The Leasehold Reform Act 1967 enables long leaseholders to buy the freeholds of premises designed or adapted for living in, which can reasonably be called a “house”. The issue of whether premises can be described as a “house” has become increasingly contentious.


In Hosebay Ltd v Day [2012] UKSC 41, the Supreme Court ruled that the fact that a building might look like a house, and might even be referred to as a house for some purposes, did not displace the fact that its use was wholly commercial. What then is the position in respect of mixed-use premises?


The legislation defines houses to include buildings that are “not solely designed or adapted for living in”.  The issue in Henley v Cohen [2013] EWCA Civ 480 was whether a two-storey building containing a shop on the ground floor, with a recently converted flat above, sublet to different tenants, could reasonably be called a house. If so, did the fact that the tenants had created the first floor flat in breach of covenant, with a view to enfranchisement, disqualify them from acquiring the freehold?

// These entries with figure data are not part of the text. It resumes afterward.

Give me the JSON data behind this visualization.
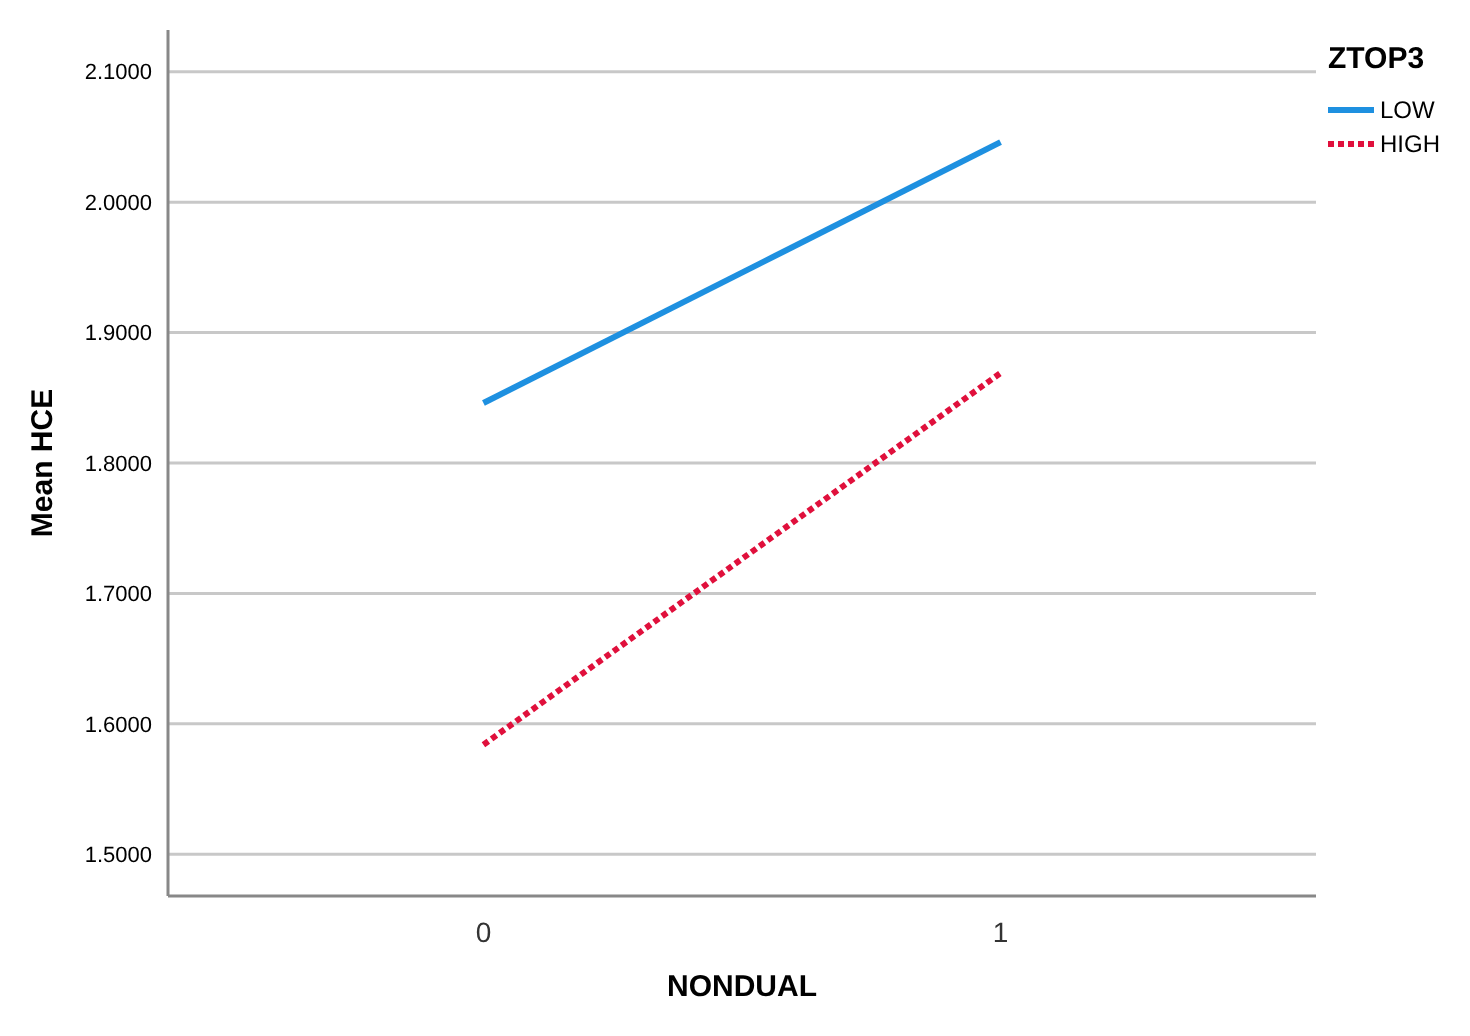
{
  "chart_data": {
    "type": "line",
    "xlabel": "NONDUAL",
    "ylabel": "Mean HCE",
    "legend_title": "ZTOP3",
    "categories": [
      "0",
      "1"
    ],
    "series": [
      {
        "name": "LOW",
        "color": "#1e90e0",
        "values": [
          1.846,
          2.046
        ],
        "line_style": "solid"
      },
      {
        "name": "HIGH",
        "color": "#e0103c",
        "values": [
          1.584,
          1.869
        ],
        "line_style": "dotted"
      }
    ],
    "ylim": [
      1.468,
      2.132
    ],
    "yticks": [
      {
        "value": 1.5,
        "label": "1.5000"
      },
      {
        "value": 1.6,
        "label": "1.6000"
      },
      {
        "value": 1.7,
        "label": "1.7000"
      },
      {
        "value": 1.8,
        "label": "1.8000"
      },
      {
        "value": 1.9,
        "label": "1.9000"
      },
      {
        "value": 2.0,
        "label": "2.0000"
      },
      {
        "value": 2.1,
        "label": "2.1000"
      }
    ],
    "grid": "y",
    "legend": "top right",
    "marker": "none"
  }
}
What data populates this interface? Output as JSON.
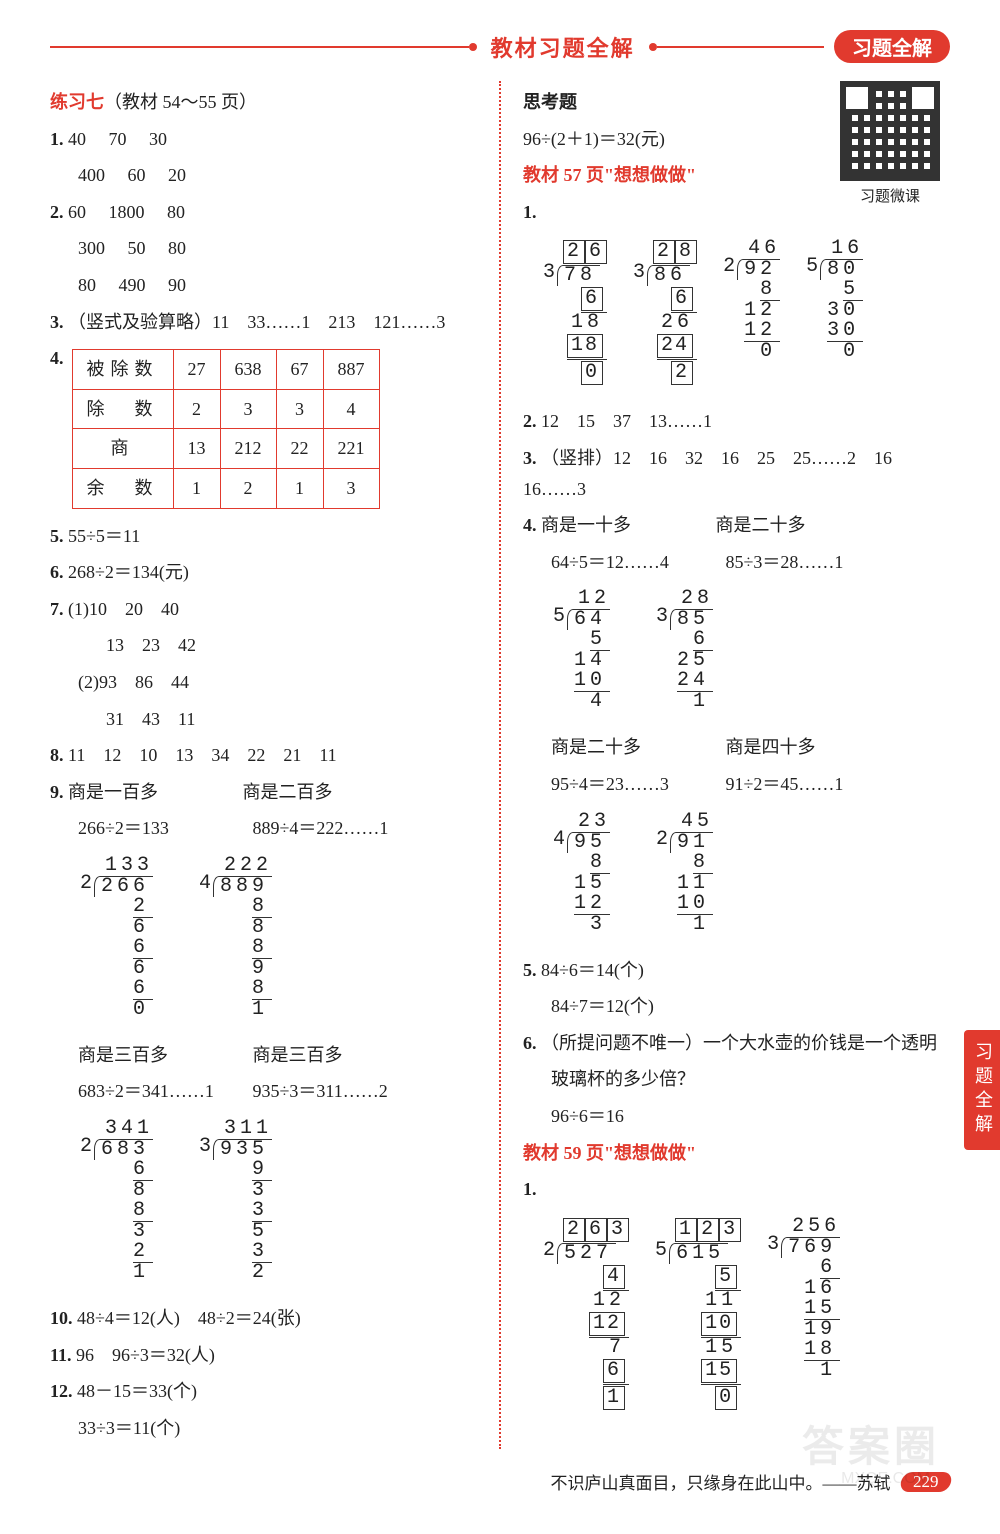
{
  "header": {
    "center_title": "教材习题全解",
    "badge": "习题全解"
  },
  "side_tab": "习题全解",
  "watermark_big": "答案圈",
  "watermark_small": "MXQE.COM",
  "footer": {
    "quote": "不识庐山真面目，只缘身在此山中。——苏轼",
    "page": "229"
  },
  "left": {
    "ex_title_prefix": "练习七",
    "ex_title_suffix": "（教材 54～55 页）",
    "q1": {
      "label": "1.",
      "r1a": "40",
      "r1b": "70",
      "r1c": "30",
      "r2a": "400",
      "r2b": "60",
      "r2c": "20"
    },
    "q2": {
      "label": "2.",
      "r1a": "60",
      "r1b": "1800",
      "r1c": "80",
      "r2a": "300",
      "r2b": "50",
      "r2c": "80",
      "r3a": "80",
      "r3b": "490",
      "r3c": "90"
    },
    "q3": {
      "label": "3.",
      "text": "（竖式及验算略）11　33……1　213　121……3"
    },
    "q4": {
      "label": "4.",
      "headers": [
        "被除数",
        "除　数",
        "商",
        "余　数"
      ],
      "rows": [
        [
          "27",
          "638",
          "67",
          "887"
        ],
        [
          "2",
          "3",
          "3",
          "4"
        ],
        [
          "13",
          "212",
          "22",
          "221"
        ],
        [
          "1",
          "2",
          "1",
          "3"
        ]
      ]
    },
    "q5": {
      "label": "5.",
      "text": "55÷5＝11"
    },
    "q6": {
      "label": "6.",
      "text": "268÷2＝134(元)"
    },
    "q7": {
      "label": "7.",
      "p1": "(1)10　20　40",
      "p1b": "13　23　42",
      "p2": "(2)93　86　44",
      "p2b": "31　43　11"
    },
    "q8": {
      "label": "8.",
      "text": "11　12　10　13　34　22　21　11"
    },
    "q9": {
      "label": "9.",
      "a_title": "商是一百多",
      "a_eq": "266÷2＝133",
      "b_title": "商是二百多",
      "b_eq": "889÷4＝222……1",
      "c_title": "商是三百多",
      "c_eq": "683÷2＝341……1",
      "d_title": "商是三百多",
      "d_eq": "935÷3＝311……2",
      "ld_a": {
        "divisor": "2",
        "dividend": "266",
        "quot": "133",
        "steps": [
          "2",
          "6",
          "6",
          "6",
          "6",
          "0"
        ]
      },
      "ld_b": {
        "divisor": "4",
        "dividend": "889",
        "quot": "222",
        "steps": [
          "8",
          "8",
          "8",
          "9",
          "8",
          "1"
        ]
      },
      "ld_c": {
        "divisor": "2",
        "dividend": "683",
        "quot": "341",
        "steps": [
          "6",
          "8",
          "8",
          "3",
          "2",
          "1"
        ]
      },
      "ld_d": {
        "divisor": "3",
        "dividend": "935",
        "quot": "311",
        "steps": [
          "9",
          "3",
          "3",
          "5",
          "3",
          "2"
        ]
      }
    },
    "q10": {
      "label": "10.",
      "text": "48÷4＝12(人)　48÷2＝24(张)"
    },
    "q11": {
      "label": "11.",
      "text": "96　96÷3＝32(人)"
    },
    "q12": {
      "label": "12.",
      "a": "48－15＝33(个)",
      "b": "33÷3＝11(个)"
    }
  },
  "right": {
    "think_label": "思考题",
    "think_eq": "96÷(2＋1)＝32(元)",
    "qr_caption": "习题微课",
    "sec57": "教材 57 页\"想想做做\"",
    "p57_q1": {
      "label": "1.",
      "ld_a": {
        "divisor": "3",
        "dividend": "78",
        "quot": "26",
        "boxed": true,
        "steps": [
          {
            "v": "6",
            "box": true
          },
          {
            "v": "18",
            "box": false
          },
          {
            "v": "18",
            "box": true
          },
          {
            "v": "0",
            "box": true
          }
        ]
      },
      "ld_b": {
        "divisor": "3",
        "dividend": "86",
        "quot": "28",
        "boxed": true,
        "steps": [
          {
            "v": "6",
            "box": true
          },
          {
            "v": "26",
            "box": false
          },
          {
            "v": "24",
            "box": true
          },
          {
            "v": "2",
            "box": true
          }
        ]
      },
      "ld_c": {
        "divisor": "2",
        "dividend": "92",
        "quot": "46",
        "steps": [
          {
            "v": "8"
          },
          {
            "v": "12"
          },
          {
            "v": "12"
          },
          {
            "v": "0"
          }
        ]
      },
      "ld_d": {
        "divisor": "5",
        "dividend": "80",
        "quot": "16",
        "steps": [
          {
            "v": "5"
          },
          {
            "v": "30"
          },
          {
            "v": "30"
          },
          {
            "v": "0"
          }
        ]
      }
    },
    "p57_q2": {
      "label": "2.",
      "text": "12　15　37　13……1"
    },
    "p57_q3": {
      "label": "3.",
      "text": "（竖排）12　16　32　16　25　25……2　16　16……3"
    },
    "p57_q4": {
      "label": "4.",
      "a_title": "商是一十多",
      "a_eq": "64÷5＝12……4",
      "b_title": "商是二十多",
      "b_eq": "85÷3＝28……1",
      "c_title": "商是二十多",
      "c_eq": "95÷4＝23……3",
      "d_title": "商是四十多",
      "d_eq": "91÷2＝45……1",
      "ld_a": {
        "divisor": "5",
        "dividend": "64",
        "quot": "12",
        "steps": [
          "5",
          "14",
          "10",
          "4"
        ]
      },
      "ld_b": {
        "divisor": "3",
        "dividend": "85",
        "quot": "28",
        "steps": [
          "6",
          "25",
          "24",
          "1"
        ]
      },
      "ld_c": {
        "divisor": "4",
        "dividend": "95",
        "quot": "23",
        "steps": [
          "8",
          "15",
          "12",
          "3"
        ]
      },
      "ld_d": {
        "divisor": "2",
        "dividend": "91",
        "quot": "45",
        "steps": [
          "8",
          "11",
          "10",
          "1"
        ]
      }
    },
    "p57_q5": {
      "label": "5.",
      "a": "84÷6＝14(个)",
      "b": "84÷7＝12(个)"
    },
    "p57_q6": {
      "label": "6.",
      "a": "（所提问题不唯一）一个大水壶的价钱是一个透明",
      "b": "玻璃杯的多少倍？",
      "c": "96÷6＝16"
    },
    "sec59": "教材 59 页\"想想做做\"",
    "p59_q1": {
      "label": "1.",
      "ld_a": {
        "divisor": "2",
        "dividend": "527",
        "quot": "263",
        "boxed": true,
        "steps": [
          {
            "v": "4",
            "box": true
          },
          {
            "v": "12",
            "box": false
          },
          {
            "v": "12",
            "box": true
          },
          {
            "v": "7",
            "box": false
          },
          {
            "v": "6",
            "box": true
          },
          {
            "v": "1",
            "box": true
          }
        ]
      },
      "ld_b": {
        "divisor": "5",
        "dividend": "615",
        "quot": "123",
        "boxed": true,
        "steps": [
          {
            "v": "5",
            "box": true
          },
          {
            "v": "11",
            "box": false
          },
          {
            "v": "10",
            "box": true
          },
          {
            "v": "15",
            "box": false
          },
          {
            "v": "15",
            "box": true
          },
          {
            "v": "0",
            "box": true
          }
        ]
      },
      "ld_c": {
        "divisor": "3",
        "dividend": "769",
        "quot": "256",
        "steps": [
          {
            "v": "6"
          },
          {
            "v": "16"
          },
          {
            "v": "15"
          },
          {
            "v": "19"
          },
          {
            "v": "18"
          },
          {
            "v": "1"
          }
        ]
      }
    }
  }
}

The landlord had refused the tenants’ application for permission to convert the small storeroom on the first floor (which was used by and accessible through the premises next door) into living accommodation. It did so in order to avoid the possibility of enfranchisement, but the tenants undertook the work anyway, before granting an assured shorthold tenancy of the flat and claiming the freehold.


The Court of Appeal agreed that the property was adapted for living in, but decided that it could not reasonably be called a house. There was no history of occupation as a whole or, indeed, of residential occupation at all. The building looked like a shop in a shopping parade and the ground and first floors were completely independent of each other. Indeed, the only way of obtaining access to the flat was by an external metal staircase at the rear of the building and, from there, over a flat roof above the shop.


The tenants relied on Tandon v Trustees of Spurgeons Homes [1982] AC 755 and tried to persuade the court that the premises fell within the scope of the legislation. They also denied that they were in breach of covenant or, alternatively, argued that the statute did not require tenants to comply with their leasehold covenants in order to enfranchise.


Their Lordships rejected the tenants’ arguments. They distinguished Tandon on the ground that the living accommodation in that case was physically connected with the shop below and ruled that the use of the first floor, upon which the tenant placed such emphasis, should be viewed in context by reference to the use that had been made of it under the lease during the past 70 years.


The court accepted that the alterations were unlawful and also agreed that the tenants would not have been entitled to take advantage of their breach of covenant in order to enfranchise. It would, as a general rule, be unacceptable, if tenants were to be entitled to enfranchise by deliberately doing something wrongful, as between themselves and the freeholder, in order to acquire the right to do so.